I have tried several times to write numbered paragraphs for fighting fantasy/lone wolf/CYOA-style adventures. I struggle I think because I want to include every sensible option at every stage, and before you know it the things have ballooned to many hundreds of paragraphs.
Traditionally, these adventures are 300 paragraphs long, including all alternative routes and dead ends as well as the planned route to success.
But I can remember reading the Star Wars RPG rules, and there’s a short numbered-paragraph adventure that uses the game’s core rules. That inspired me to write a couple of D&D 5e adventures, which were supposed to turn into a series, but it was much too difficult to keep myself restrained.
I have also played some of the Oracle RPG adventures by email. I got into these when I was moving house, and it took a few weeks or so to get internet connected and such, but I could still get email. These adventures introduced status words, if you had one status, then one option may happen, if you didn’t then something else may happen.
I used that idea in my 5e adventures.
Recently, I was reading the Pathfinder 2e Basic Set, and the players’ reference also includes a numbered-paragraph adventure that uses the Pathfinder rules. It was a simple cave exploration and ran to just 25 paragraphs, and I know I didn’t explore it all because I was asked at one point if I had a key, and I didn’t.

Not to state the obvious, but writing a 25-paragraph adventure has to be easier than writing a 300-paragraph adventure.
I think I may have a go at some of these short adventures.

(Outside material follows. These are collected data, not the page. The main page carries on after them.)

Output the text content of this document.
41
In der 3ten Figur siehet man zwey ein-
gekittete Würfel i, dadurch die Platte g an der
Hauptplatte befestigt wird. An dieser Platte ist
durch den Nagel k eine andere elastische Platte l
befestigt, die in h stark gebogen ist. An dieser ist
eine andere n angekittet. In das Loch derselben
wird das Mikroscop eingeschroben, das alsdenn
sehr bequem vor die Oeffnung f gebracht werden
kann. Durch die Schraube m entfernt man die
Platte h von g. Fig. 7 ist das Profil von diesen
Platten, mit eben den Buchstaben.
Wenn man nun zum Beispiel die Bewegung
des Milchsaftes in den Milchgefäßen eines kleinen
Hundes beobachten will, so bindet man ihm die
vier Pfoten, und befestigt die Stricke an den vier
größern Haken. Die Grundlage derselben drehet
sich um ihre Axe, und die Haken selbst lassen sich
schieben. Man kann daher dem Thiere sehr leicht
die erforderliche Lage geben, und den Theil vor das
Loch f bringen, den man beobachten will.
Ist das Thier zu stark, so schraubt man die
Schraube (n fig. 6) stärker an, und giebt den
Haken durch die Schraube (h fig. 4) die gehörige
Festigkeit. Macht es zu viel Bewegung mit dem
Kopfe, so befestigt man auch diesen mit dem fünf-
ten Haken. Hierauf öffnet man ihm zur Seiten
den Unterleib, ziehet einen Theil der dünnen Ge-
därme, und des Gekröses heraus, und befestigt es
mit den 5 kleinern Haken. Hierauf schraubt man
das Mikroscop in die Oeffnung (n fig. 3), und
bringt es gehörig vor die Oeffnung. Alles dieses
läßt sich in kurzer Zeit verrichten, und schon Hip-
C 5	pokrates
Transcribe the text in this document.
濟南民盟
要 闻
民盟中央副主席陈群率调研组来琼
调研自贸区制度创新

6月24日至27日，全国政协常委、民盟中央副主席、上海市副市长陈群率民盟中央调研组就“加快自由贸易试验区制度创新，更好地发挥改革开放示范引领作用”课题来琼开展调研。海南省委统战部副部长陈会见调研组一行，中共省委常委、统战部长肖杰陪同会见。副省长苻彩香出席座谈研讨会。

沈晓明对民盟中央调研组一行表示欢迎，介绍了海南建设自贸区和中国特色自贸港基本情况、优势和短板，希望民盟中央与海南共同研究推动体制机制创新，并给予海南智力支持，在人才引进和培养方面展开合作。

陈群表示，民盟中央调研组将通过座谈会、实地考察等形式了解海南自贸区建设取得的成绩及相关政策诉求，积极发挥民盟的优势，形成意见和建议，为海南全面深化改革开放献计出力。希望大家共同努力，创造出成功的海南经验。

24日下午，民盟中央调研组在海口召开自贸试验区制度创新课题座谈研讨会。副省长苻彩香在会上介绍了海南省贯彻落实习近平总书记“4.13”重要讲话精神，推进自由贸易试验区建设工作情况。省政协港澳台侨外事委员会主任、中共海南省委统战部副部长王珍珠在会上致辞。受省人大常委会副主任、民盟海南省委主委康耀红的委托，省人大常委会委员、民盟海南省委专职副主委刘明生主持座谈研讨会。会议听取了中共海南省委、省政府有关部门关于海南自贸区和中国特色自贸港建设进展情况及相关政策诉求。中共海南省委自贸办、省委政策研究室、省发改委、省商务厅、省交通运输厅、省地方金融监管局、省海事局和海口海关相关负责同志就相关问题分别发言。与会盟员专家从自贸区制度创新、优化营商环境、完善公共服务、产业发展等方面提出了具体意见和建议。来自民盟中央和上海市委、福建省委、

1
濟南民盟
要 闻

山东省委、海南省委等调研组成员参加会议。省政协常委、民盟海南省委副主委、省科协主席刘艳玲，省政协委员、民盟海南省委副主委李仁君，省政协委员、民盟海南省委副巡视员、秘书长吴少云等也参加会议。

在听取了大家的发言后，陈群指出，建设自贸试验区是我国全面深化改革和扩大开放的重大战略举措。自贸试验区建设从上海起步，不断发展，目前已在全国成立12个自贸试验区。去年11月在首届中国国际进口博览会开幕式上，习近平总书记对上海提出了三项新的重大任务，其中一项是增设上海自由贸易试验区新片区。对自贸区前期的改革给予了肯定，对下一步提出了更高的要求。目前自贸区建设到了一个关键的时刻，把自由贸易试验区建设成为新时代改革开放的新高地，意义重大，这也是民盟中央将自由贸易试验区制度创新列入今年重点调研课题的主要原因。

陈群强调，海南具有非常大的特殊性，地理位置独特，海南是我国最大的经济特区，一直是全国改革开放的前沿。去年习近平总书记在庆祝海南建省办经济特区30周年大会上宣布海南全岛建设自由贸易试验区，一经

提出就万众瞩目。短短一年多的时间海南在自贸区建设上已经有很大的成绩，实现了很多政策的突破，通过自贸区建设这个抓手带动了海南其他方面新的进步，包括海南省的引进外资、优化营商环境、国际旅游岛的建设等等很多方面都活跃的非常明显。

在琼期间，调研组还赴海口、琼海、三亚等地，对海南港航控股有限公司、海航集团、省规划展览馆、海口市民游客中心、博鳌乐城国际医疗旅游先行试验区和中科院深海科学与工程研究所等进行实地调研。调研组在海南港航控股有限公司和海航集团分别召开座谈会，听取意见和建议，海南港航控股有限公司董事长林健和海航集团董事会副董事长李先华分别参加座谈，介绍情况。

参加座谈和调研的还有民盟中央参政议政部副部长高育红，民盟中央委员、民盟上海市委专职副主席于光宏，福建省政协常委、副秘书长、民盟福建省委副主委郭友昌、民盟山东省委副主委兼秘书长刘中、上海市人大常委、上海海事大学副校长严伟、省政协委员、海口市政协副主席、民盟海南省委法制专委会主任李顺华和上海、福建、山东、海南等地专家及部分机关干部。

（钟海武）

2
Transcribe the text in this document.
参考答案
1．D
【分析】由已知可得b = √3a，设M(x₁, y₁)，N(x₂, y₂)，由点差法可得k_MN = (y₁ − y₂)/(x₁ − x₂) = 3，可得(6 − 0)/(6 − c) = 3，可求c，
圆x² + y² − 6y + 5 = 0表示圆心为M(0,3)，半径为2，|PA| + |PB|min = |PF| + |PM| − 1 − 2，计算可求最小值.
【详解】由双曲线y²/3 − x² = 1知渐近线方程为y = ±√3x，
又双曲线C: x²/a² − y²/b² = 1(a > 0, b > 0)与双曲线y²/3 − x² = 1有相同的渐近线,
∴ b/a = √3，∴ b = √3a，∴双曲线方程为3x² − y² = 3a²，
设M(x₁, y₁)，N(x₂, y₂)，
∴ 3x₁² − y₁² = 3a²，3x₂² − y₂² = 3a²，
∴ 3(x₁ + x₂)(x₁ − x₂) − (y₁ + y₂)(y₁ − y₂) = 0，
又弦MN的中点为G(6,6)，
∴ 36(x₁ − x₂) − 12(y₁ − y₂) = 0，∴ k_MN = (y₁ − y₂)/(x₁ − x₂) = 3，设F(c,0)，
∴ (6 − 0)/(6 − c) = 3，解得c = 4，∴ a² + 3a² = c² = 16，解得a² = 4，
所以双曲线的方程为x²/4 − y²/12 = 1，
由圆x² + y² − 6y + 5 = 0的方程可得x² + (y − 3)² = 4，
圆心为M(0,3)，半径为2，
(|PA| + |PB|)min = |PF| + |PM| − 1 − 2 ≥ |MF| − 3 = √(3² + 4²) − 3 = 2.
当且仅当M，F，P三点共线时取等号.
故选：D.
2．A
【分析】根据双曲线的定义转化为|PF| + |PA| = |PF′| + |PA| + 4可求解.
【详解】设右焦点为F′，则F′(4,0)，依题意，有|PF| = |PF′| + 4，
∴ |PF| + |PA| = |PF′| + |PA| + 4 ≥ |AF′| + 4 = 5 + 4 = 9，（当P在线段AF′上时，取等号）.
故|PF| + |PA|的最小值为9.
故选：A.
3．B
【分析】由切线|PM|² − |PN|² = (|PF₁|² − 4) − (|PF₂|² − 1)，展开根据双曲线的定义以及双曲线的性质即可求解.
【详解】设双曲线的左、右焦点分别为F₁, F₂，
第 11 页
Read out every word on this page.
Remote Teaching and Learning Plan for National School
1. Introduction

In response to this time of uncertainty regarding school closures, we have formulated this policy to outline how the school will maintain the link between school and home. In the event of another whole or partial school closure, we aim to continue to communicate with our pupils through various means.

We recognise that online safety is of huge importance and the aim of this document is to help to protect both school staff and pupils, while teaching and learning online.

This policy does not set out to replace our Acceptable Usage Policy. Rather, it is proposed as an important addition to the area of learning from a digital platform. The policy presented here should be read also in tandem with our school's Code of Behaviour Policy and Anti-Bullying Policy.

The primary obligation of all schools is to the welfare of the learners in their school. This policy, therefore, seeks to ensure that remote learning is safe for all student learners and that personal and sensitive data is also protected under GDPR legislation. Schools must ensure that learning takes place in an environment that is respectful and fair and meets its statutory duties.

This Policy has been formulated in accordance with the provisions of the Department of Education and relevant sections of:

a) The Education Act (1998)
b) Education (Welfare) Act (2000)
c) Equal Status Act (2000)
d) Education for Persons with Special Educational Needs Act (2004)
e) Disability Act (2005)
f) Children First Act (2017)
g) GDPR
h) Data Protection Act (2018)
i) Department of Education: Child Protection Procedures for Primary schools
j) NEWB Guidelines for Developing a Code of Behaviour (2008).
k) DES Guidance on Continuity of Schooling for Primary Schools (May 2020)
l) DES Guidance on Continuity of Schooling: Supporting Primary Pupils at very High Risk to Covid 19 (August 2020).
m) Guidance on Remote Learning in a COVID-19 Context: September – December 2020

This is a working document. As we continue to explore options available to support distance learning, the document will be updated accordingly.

I will post them on the blog so you can see my progress, and flows, and maybe give some constructive feedback.
Eventually, I would like to be able to post these as products on DTRPG, individually as small little things, but if I can get to grips with them, then publish a collection of them as a bigger product and then go into print.
But let me not get ahead of myself first. If I cannot write them, then I can achieve nothing.